ChatGPT – Token Trimming

Each chat message sent has a token value based on the total content of all the messages in the chat session. As each chat session logs messages, the token total for the chat session increases as the chat session is used. For more information, see OpenAI’s documentation on tokens and how to count them.

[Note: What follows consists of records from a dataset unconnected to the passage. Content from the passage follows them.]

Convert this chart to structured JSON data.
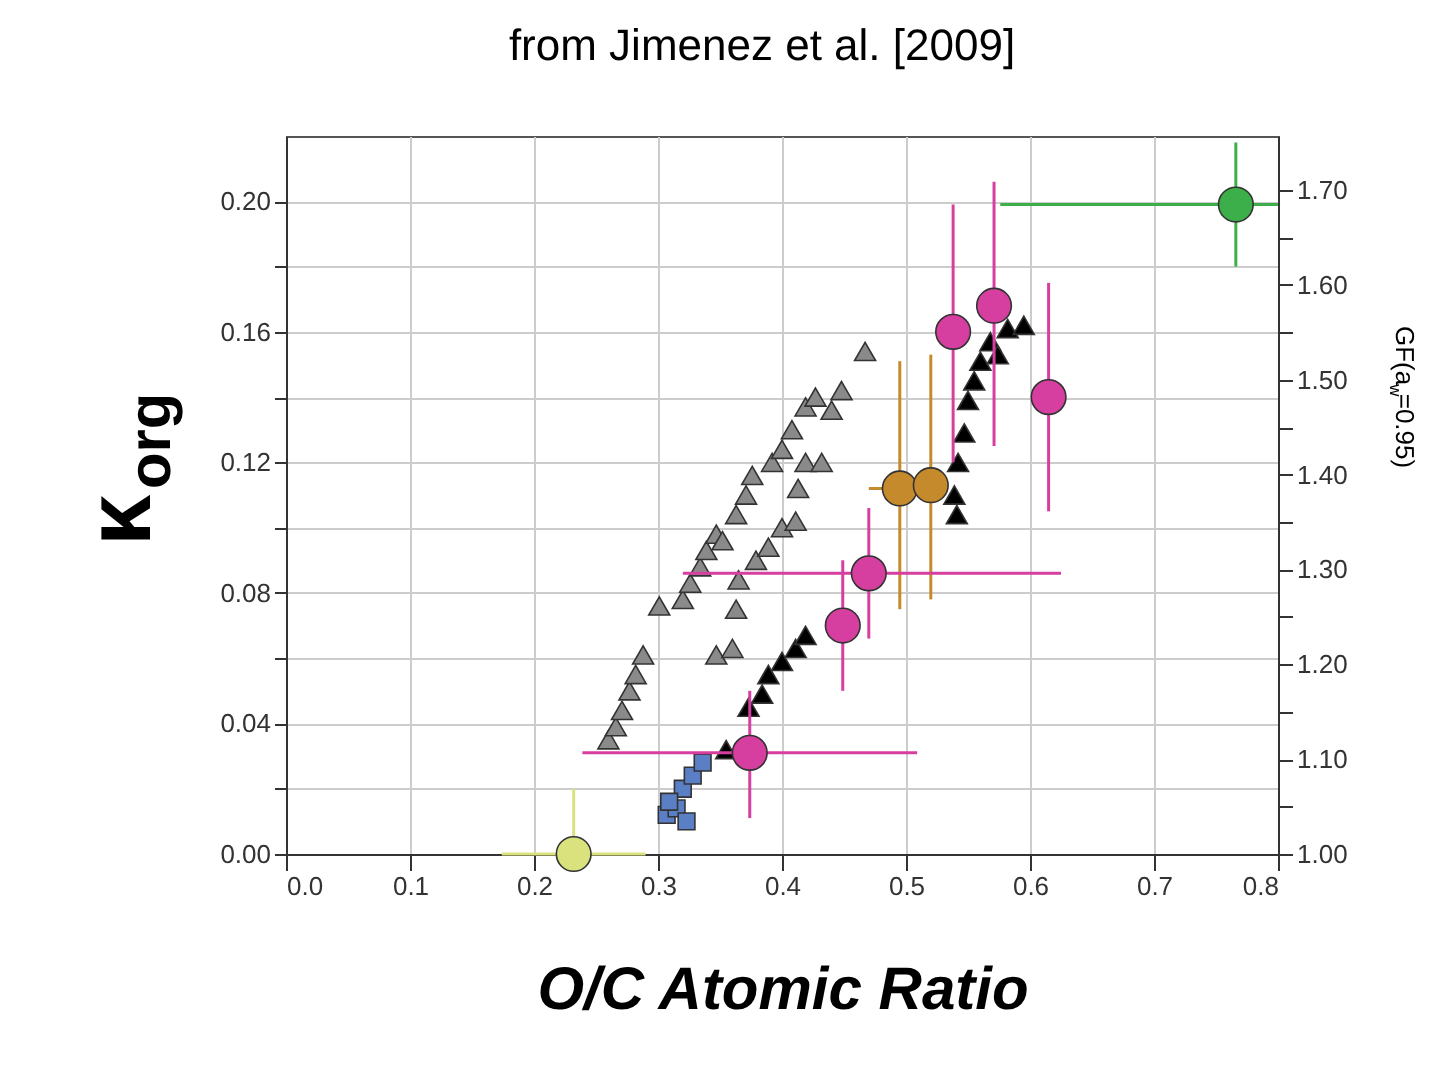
{
  "chart_data": {
    "type": "scatter",
    "title": "from Jimenez et al. [2009]",
    "xlabel": "O/C Atomic Ratio",
    "ylabel": "κ$_{org}$",
    "y2label": "GF(a$_{w}$=0.95)",
    "xlim": [
      0,
      0.8
    ],
    "ylim": [
      0,
      0.22
    ],
    "y2lim": [
      1.0,
      1.757
    ],
    "xticks": [
      {
        "value": 0,
        "label": "0.0"
      },
      0.1,
      0.2,
      0.3,
      0.4,
      0.5,
      0.6,
      0.7,
      0.8
    ],
    "yticks": [
      {
        "value": 0,
        "label": "0.00"
      },
      {
        "value": 0.02,
        "label": null
      },
      0.04,
      {
        "value": 0.06,
        "label": null
      },
      0.08,
      {
        "value": 0.1,
        "label": null
      },
      0.12,
      {
        "value": 0.14,
        "label": null
      },
      0.16,
      {
        "value": 0.18,
        "label": null
      },
      {
        "value": 0.2,
        "label": "0.20"
      }
    ],
    "y2ticks": [
      {
        "value": 1,
        "label": "1.00"
      },
      {
        "value": 1.05,
        "label": null
      },
      {
        "value": 1.1,
        "label": "1.10"
      },
      {
        "value": 1.15,
        "label": null
      },
      {
        "value": 1.2,
        "label": "1.20"
      },
      {
        "value": 1.25,
        "label": null
      },
      {
        "value": 1.3,
        "label": "1.30"
      },
      {
        "value": 1.35,
        "label": null
      },
      {
        "value": 1.4,
        "label": "1.40"
      },
      {
        "value": 1.45,
        "label": null
      },
      {
        "value": 1.5,
        "label": "1.50"
      },
      {
        "value": 1.55,
        "label": null
      },
      {
        "value": 1.6,
        "label": "1.60"
      },
      {
        "value": 1.65,
        "label": null
      },
      {
        "value": 1.7,
        "label": "1.70"
      }
    ],
    "grid": true,
    "series": [
      {
        "marker": "triangle",
        "color": "#8a8a8a",
        "x": [
          0.26,
          0.266,
          0.271,
          0.277,
          0.282,
          0.288,
          0.301,
          0.32,
          0.326,
          0.334,
          0.339,
          0.347,
          0.352,
          0.363,
          0.371,
          0.376,
          0.392,
          0.4,
          0.408,
          0.419,
          0.427,
          0.44,
          0.448,
          0.467,
          0.347,
          0.36,
          0.363,
          0.365,
          0.379,
          0.389,
          0.4,
          0.411,
          0.413,
          0.419,
          0.432
        ],
        "values": [
          0.035,
          0.039,
          0.044,
          0.05,
          0.055,
          0.061,
          0.076,
          0.078,
          0.083,
          0.088,
          0.093,
          0.098,
          0.096,
          0.104,
          0.11,
          0.116,
          0.12,
          0.124,
          0.13,
          0.137,
          0.14,
          0.136,
          0.142,
          0.154,
          0.061,
          0.063,
          0.075,
          0.084,
          0.09,
          0.094,
          0.1,
          0.102,
          0.112,
          0.12,
          0.12
        ]
      },
      {
        "marker": "triangle",
        "color": "#000000",
        "x": [
          0.355,
          0.373,
          0.384,
          0.389,
          0.4,
          0.411,
          0.419,
          0.541,
          0.539,
          0.542,
          0.547,
          0.55,
          0.555,
          0.56,
          0.568,
          0.574,
          0.582,
          0.595
        ],
        "values": [
          0.032,
          0.045,
          0.049,
          0.055,
          0.059,
          0.063,
          0.067,
          0.104,
          0.11,
          0.12,
          0.129,
          0.139,
          0.145,
          0.151,
          0.157,
          0.153,
          0.161,
          0.162
        ]
      },
      {
        "marker": "square",
        "color": "#5b7fc4",
        "x": [
          0.307,
          0.315,
          0.323,
          0.32,
          0.328,
          0.336,
          0.309
        ],
        "values": [
          0.012,
          0.014,
          0.01,
          0.02,
          0.024,
          0.028,
          0.016
        ]
      },
      {
        "marker": "circle",
        "color": "#d9e27d",
        "x": [
          0.232
        ],
        "values": [
          0
        ],
        "errors": [
          [
            0,
            0.02
          ]
        ],
        "xerrors": [
          [
            0.174,
            0.29
          ]
        ]
      },
      {
        "marker": "circle",
        "color": "#3daf4a",
        "x": [
          0.766
        ],
        "values": [
          0.199
        ],
        "errors": [
          [
            0.18,
            0.218
          ]
        ],
        "xerrors": [
          [
            0.576,
            0.8
          ]
        ]
      },
      {
        "marker": "circle",
        "color": "#c58a2b",
        "x": [
          0.495,
          0.52
        ],
        "values": [
          0.112,
          0.113
        ],
        "errors": [
          [
            0.075,
            0.151
          ],
          [
            0.078,
            0.153
          ]
        ],
        "xerrors": [
          [
            0.47,
            0.495
          ],
          null
        ]
      },
      {
        "marker": "circle",
        "color": "#d63fa0",
        "x": [
          0.374,
          0.449,
          0.47,
          0.538,
          0.571,
          0.615
        ],
        "values": [
          0.031,
          0.07,
          0.086,
          0.16,
          0.168,
          0.14
        ],
        "errors": [
          [
            0.011,
            0.05
          ],
          [
            0.05,
            0.09
          ],
          [
            0.066,
            0.106
          ],
          [
            0.12,
            0.199
          ],
          [
            0.125,
            0.206
          ],
          [
            0.105,
            0.175
          ]
        ],
        "xerrors": [
          [
            0.239,
            0.509
          ],
          null,
          [
            0.32,
            0.625
          ],
          null,
          null,
          null
        ]
      }
    ]
  }
}
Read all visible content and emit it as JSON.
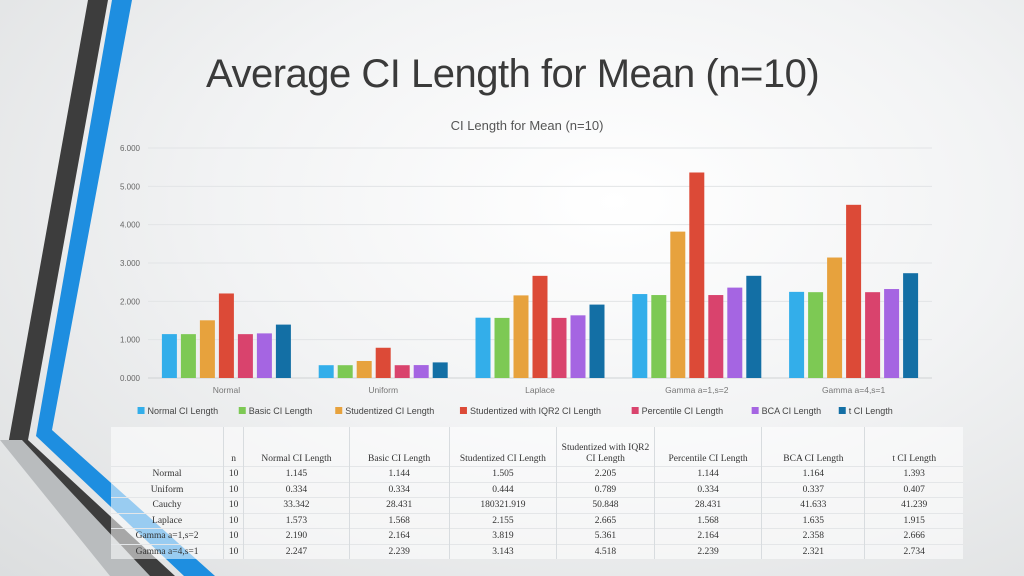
{
  "slide": {
    "title": "Average CI Length for Mean (n=10)"
  },
  "colors": {
    "normal": "#33aeea",
    "basic": "#7dc954",
    "studentized": "#e7a23d",
    "studentized_iqr": "#dc4a37",
    "percentile": "#d9436d",
    "bca": "#a565e2",
    "t": "#136fa5",
    "stripe_dark": "#3d3d3d",
    "stripe_blue": "#1e8ee0"
  },
  "chart_data": {
    "type": "bar",
    "title": "CI Length for Mean (n=10)",
    "categories": [
      "Normal",
      "Uniform",
      "Laplace",
      "Gamma a=1,s=2",
      "Gamma a=4,s=1"
    ],
    "ylim": [
      0,
      6
    ],
    "yticks": [
      "0.000",
      "1.000",
      "2.000",
      "3.000",
      "4.000",
      "5.000",
      "6.000"
    ],
    "grid": true,
    "legend_position": "bottom",
    "series": [
      {
        "name": "Normal CI Length",
        "color": "#33aeea",
        "values": [
          1.145,
          0.334,
          1.573,
          2.19,
          2.247
        ]
      },
      {
        "name": "Basic CI Length",
        "color": "#7dc954",
        "values": [
          1.144,
          0.334,
          1.568,
          2.164,
          2.239
        ]
      },
      {
        "name": "Studentized CI Length",
        "color": "#e7a23d",
        "values": [
          1.505,
          0.444,
          2.155,
          3.819,
          3.143
        ]
      },
      {
        "name": "Studentized with IQR2 CI Length",
        "color": "#dc4a37",
        "values": [
          2.205,
          0.789,
          2.665,
          5.361,
          4.518
        ]
      },
      {
        "name": "Percentile CI Length",
        "color": "#d9436d",
        "values": [
          1.144,
          0.334,
          1.568,
          2.164,
          2.239
        ]
      },
      {
        "name": "BCA CI Length",
        "color": "#a565e2",
        "values": [
          1.164,
          0.337,
          1.635,
          2.358,
          2.321
        ]
      },
      {
        "name": "t CI Length",
        "color": "#136fa5",
        "values": [
          1.393,
          0.407,
          1.915,
          2.666,
          2.734
        ]
      }
    ]
  },
  "table": {
    "headers": [
      "",
      "n",
      "Normal CI Length",
      "Basic CI Length",
      "Studentized CI Length",
      "Studentized with IQR2 CI Length",
      "Percentile CI Length",
      "BCA CI Length",
      "t CI Length"
    ],
    "rows": [
      [
        "Normal",
        "10",
        "1.145",
        "1.144",
        "1.505",
        "2.205",
        "1.144",
        "1.164",
        "1.393"
      ],
      [
        "Uniform",
        "10",
        "0.334",
        "0.334",
        "0.444",
        "0.789",
        "0.334",
        "0.337",
        "0.407"
      ],
      [
        "Cauchy",
        "10",
        "33.342",
        "28.431",
        "180321.919",
        "50.848",
        "28.431",
        "41.633",
        "41.239"
      ],
      [
        "Laplace",
        "10",
        "1.573",
        "1.568",
        "2.155",
        "2.665",
        "1.568",
        "1.635",
        "1.915"
      ],
      [
        "Gamma a=1,s=2",
        "10",
        "2.190",
        "2.164",
        "3.819",
        "5.361",
        "2.164",
        "2.358",
        "2.666"
      ],
      [
        "Gamma a=4,s=1",
        "10",
        "2.247",
        "2.239",
        "3.143",
        "4.518",
        "2.239",
        "2.321",
        "2.734"
      ]
    ]
  }
}
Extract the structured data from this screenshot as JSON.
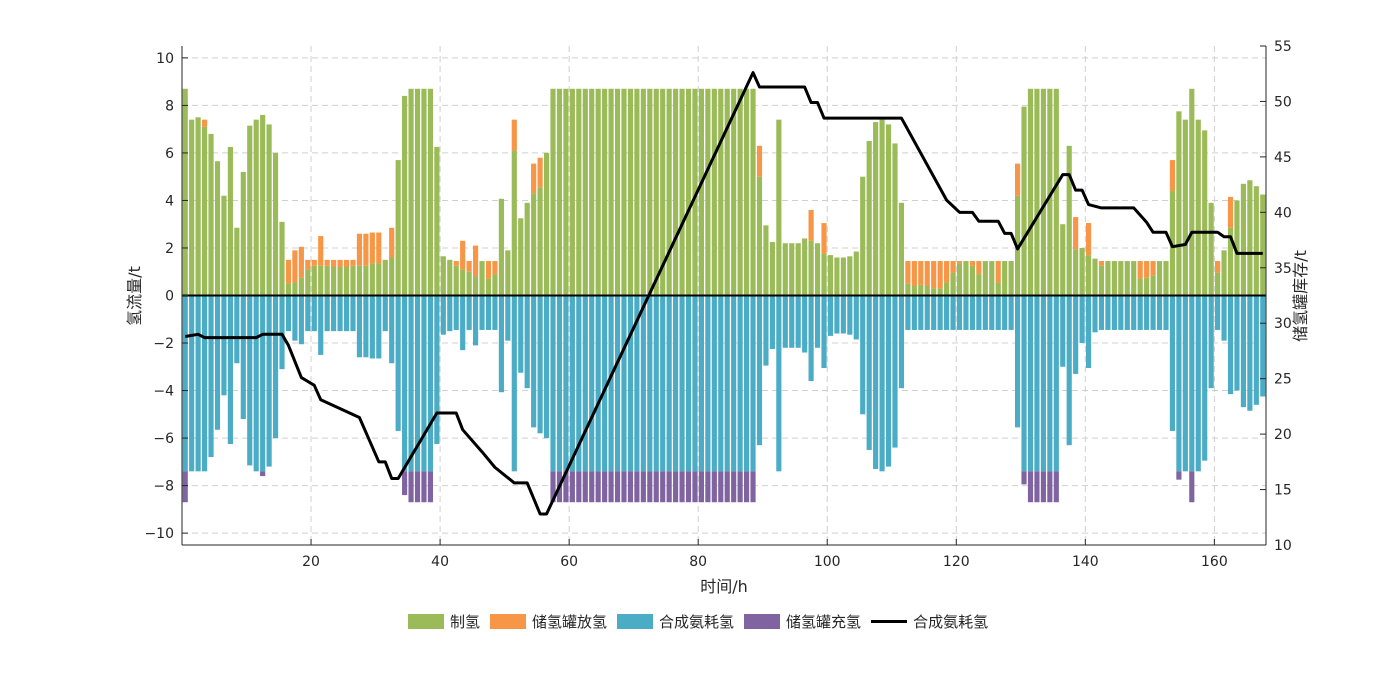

Each model has a limit on the number of tokens that can be used per request. For methods in the Chats method category, the available models have token limits as follows:

NameModelToken limit
GPT-4ogpt-4o4,096
GPT-4o latestchatgpt-4o-latest16,384
GPT-4o minigpt-4o-mini16,384
GPT-4 turbogpt-4-turbo4,096
GPT-4gpt-48,192
GPT-3.5 turbogpt-3.5-turbo4,096

To automatically manage chat session tokens, methods in the Chats method category have Trim Tokens? and Custom Token Limit parameters that you can use.

Trim Tokens?

Set this parameter to true to automatically trim chat sessions down to below the token limit for the model. If no model is found, a default token limit of 4096 is used. When you trim a chat session, Cyclr trims the oldest message in the chat session first. This process repeats until the chat session is below the token limit, and then Cyclr sends the request with the trimmed chat session.

Note: The token total for a chat session is an approximation made by Cyclr and may not reflect the token total the API calculates.

Warning: If you enable Trim Tokens?, messages that Cyclr removes from chat sessions are permanently removed.

Custom Token Limit

Set this parameter to force a custom token limit for Cyclr to trim a chat session down to. This overrides the limit for the model and the default token limit. There is a lower limit of 100 tokens for this value to make sure that at least one message can be sent in the request.